Les experts-comptables du cabinet PriceWaterhouse Coopers ont, dans un communiqué émis le vendredi 19 novembre, critiqué le ministre des Finances. Les experts de PwC se disent déçus des mesures annoncées dans le discours du budget. 
« Can do much better.» Peut mieux faire. La formule rappelle les remarques inscrites par les enseignants dans des bulletins scolaires pour signaler une performance médiocre. Et c’est précisement cette phrase que le cabinet d’experts-comptables PriceWaterhouseCoopers (PwC) a choisie comme intitulé de ses commentaires sur le discours du budget 2011.
PwC annonce la couleur dès la première phrase de son communiqué. « Le ministre des Finances a présenté une série de mesures décevantes », écrivent les responsables du cabinet-conseils.  Ils se montrent sceptiques sur les propos de Pravind Jugnauth à l’effet qu’il est temps de rompre avec une politique sociale privilégiant l’assistanat et d’initier  des  actions inclusives. « Les mesures annoncées sont à notre avis, très insuffisantes par rapport à ces annonces ambitieuses», écrivent les rédacteurs de la communication.

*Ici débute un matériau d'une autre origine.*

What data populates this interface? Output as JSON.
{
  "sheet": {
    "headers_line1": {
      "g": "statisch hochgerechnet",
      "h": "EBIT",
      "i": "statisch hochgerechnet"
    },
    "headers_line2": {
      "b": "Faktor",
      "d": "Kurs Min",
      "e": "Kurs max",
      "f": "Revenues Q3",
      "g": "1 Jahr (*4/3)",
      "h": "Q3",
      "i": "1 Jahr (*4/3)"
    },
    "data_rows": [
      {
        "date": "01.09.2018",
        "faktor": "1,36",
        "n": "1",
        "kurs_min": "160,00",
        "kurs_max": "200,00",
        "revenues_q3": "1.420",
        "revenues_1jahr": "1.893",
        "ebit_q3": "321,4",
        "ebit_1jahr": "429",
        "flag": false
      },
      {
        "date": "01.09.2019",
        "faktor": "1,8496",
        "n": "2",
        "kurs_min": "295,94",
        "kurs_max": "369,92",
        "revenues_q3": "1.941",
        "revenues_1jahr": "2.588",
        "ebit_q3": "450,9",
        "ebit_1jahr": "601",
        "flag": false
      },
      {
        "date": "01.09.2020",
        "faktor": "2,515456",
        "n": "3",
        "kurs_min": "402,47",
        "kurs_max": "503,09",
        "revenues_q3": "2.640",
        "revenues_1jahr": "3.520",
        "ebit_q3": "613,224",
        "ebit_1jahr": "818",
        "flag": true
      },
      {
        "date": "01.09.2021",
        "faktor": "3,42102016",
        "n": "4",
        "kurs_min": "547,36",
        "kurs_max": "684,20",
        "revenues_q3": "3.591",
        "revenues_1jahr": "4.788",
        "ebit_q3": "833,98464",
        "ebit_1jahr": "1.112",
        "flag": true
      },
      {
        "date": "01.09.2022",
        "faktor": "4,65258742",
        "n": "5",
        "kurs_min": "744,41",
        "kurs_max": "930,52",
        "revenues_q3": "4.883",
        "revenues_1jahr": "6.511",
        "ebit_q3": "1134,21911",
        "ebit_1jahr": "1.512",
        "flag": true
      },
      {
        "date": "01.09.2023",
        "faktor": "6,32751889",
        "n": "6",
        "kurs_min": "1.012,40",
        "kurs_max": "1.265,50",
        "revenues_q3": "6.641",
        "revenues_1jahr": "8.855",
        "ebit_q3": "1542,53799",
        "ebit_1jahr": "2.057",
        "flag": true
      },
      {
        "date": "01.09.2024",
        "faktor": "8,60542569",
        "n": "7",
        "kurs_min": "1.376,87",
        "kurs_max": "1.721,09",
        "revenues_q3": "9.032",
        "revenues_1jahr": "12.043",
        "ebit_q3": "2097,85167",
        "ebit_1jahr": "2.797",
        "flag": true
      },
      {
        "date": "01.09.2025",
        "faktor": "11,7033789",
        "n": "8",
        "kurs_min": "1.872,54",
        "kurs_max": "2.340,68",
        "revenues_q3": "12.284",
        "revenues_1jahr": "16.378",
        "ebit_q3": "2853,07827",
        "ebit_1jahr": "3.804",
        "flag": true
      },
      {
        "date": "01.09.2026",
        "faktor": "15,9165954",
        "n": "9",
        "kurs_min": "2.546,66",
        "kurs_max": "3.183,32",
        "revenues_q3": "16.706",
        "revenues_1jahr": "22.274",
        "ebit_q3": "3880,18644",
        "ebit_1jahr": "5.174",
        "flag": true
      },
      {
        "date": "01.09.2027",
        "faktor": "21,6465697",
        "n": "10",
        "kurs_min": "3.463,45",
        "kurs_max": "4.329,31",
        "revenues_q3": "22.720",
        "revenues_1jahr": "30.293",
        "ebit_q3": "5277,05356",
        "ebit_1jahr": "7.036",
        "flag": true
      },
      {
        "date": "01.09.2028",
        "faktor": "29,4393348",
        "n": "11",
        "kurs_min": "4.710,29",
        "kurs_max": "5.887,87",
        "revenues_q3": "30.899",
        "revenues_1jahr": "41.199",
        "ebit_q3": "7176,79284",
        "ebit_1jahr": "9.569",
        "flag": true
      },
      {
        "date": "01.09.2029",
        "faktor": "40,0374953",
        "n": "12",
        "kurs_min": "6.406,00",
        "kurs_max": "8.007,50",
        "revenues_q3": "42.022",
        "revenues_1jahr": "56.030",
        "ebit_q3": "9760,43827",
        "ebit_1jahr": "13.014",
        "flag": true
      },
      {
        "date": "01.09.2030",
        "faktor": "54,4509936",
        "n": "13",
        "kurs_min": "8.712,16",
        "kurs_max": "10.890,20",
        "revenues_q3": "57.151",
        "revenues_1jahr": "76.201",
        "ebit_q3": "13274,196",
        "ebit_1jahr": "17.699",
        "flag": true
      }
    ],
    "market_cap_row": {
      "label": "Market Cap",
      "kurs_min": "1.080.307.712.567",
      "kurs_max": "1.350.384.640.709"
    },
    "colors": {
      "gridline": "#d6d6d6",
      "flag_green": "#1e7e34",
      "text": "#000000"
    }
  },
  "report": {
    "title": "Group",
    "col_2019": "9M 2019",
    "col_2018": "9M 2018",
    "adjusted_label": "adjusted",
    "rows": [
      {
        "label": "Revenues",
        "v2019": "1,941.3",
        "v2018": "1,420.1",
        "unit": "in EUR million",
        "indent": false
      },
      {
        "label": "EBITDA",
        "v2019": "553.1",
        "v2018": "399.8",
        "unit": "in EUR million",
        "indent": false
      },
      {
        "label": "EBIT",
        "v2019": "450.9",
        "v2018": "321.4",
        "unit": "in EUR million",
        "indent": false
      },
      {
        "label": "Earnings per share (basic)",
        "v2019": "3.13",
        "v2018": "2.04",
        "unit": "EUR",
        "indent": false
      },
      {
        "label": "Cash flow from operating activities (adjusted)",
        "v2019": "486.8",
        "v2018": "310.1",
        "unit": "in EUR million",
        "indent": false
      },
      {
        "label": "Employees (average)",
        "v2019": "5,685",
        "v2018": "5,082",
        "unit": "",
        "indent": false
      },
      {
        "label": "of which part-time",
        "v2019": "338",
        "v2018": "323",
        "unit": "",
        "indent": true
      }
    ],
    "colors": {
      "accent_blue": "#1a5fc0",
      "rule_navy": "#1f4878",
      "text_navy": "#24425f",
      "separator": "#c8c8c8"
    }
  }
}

Le cabinet d’experts-comptables estime que le ministre des Finances avait suffisamment de marge de manoeuvre pour réduire le déficit budgétaire qui passera de 4,5% à 4,3% seulement. « Nous aurions compris ce niveau de déficit, si le gouverenement avait enregistré une chute dans ses revenus fiscaux, mais les recettes provenant de la taxe étaient satisfaisantes. »
PwC s’attendait à une réflexion plus en profondeur sur le déficit bugétaire et les stratégies à adopter dans le moyen terme. « Mais hélas, ces questions n’ont pas été abordées », déplorent les experts de PwC.
Les commentaires sur la politique sociale sont acerbes. « On a parlé d’un grand nombre de programmes, de nouvelles institutions, d’exemptions fiscales, dont la mise en oeuvre nécesitera un grand nombre de fonctionnaires. On se demande comment on sortira de la poliique sociale qui faio de l’assistanat », note les rédacteurs  du communiqué.
Violente réaction de PwC également après la réintroduction de la taxe sur les dividendes. « C’est une mesure rétrograde » , s’exclament les experts de PwC. Ils expliquent que cette taxe représente une double fiscalité qui découragera les entrepreneurs et les investisseurs. Les commentateurs demandent à ne pas sous-estimer l’impact de cette taxe sur la fuite des capitaux.
Le cabinet-conseil regrette également les nouvelles dispositions fiscales et dit sa conviction que la voie du progrès dans le domaine de la fiscalité reste la simplification, car cela facilite le collecte des impôts.
En revanche, PwC salue l’abolition de la taxe résidentielle, la National Residential Property Tax et les exemptions fiscales lors de l’acquisition d’une nouveau logement.
Tout en signalant que le ministre des Finances a annoncé que le gouvernement effectuera des remboursements avec intérêts, PwC ne peut s’empêcher de se montrer sceptique. « On verra ! », peut-on lire à ce propos dans le communiqué.
En conclusion PwC, estime que le ministre des Finances aurait dû faire preuve d’une plus grande discipline fiscale et réduire le déficit budgétaire à 3,75% du PIB. « Imposer les dividendes est une voie dangereuse, et nous sommes extrêmement inquiets en ce qu’il s’agit des mesures à venir dans ce secteur », ecrivent les experts de PwC.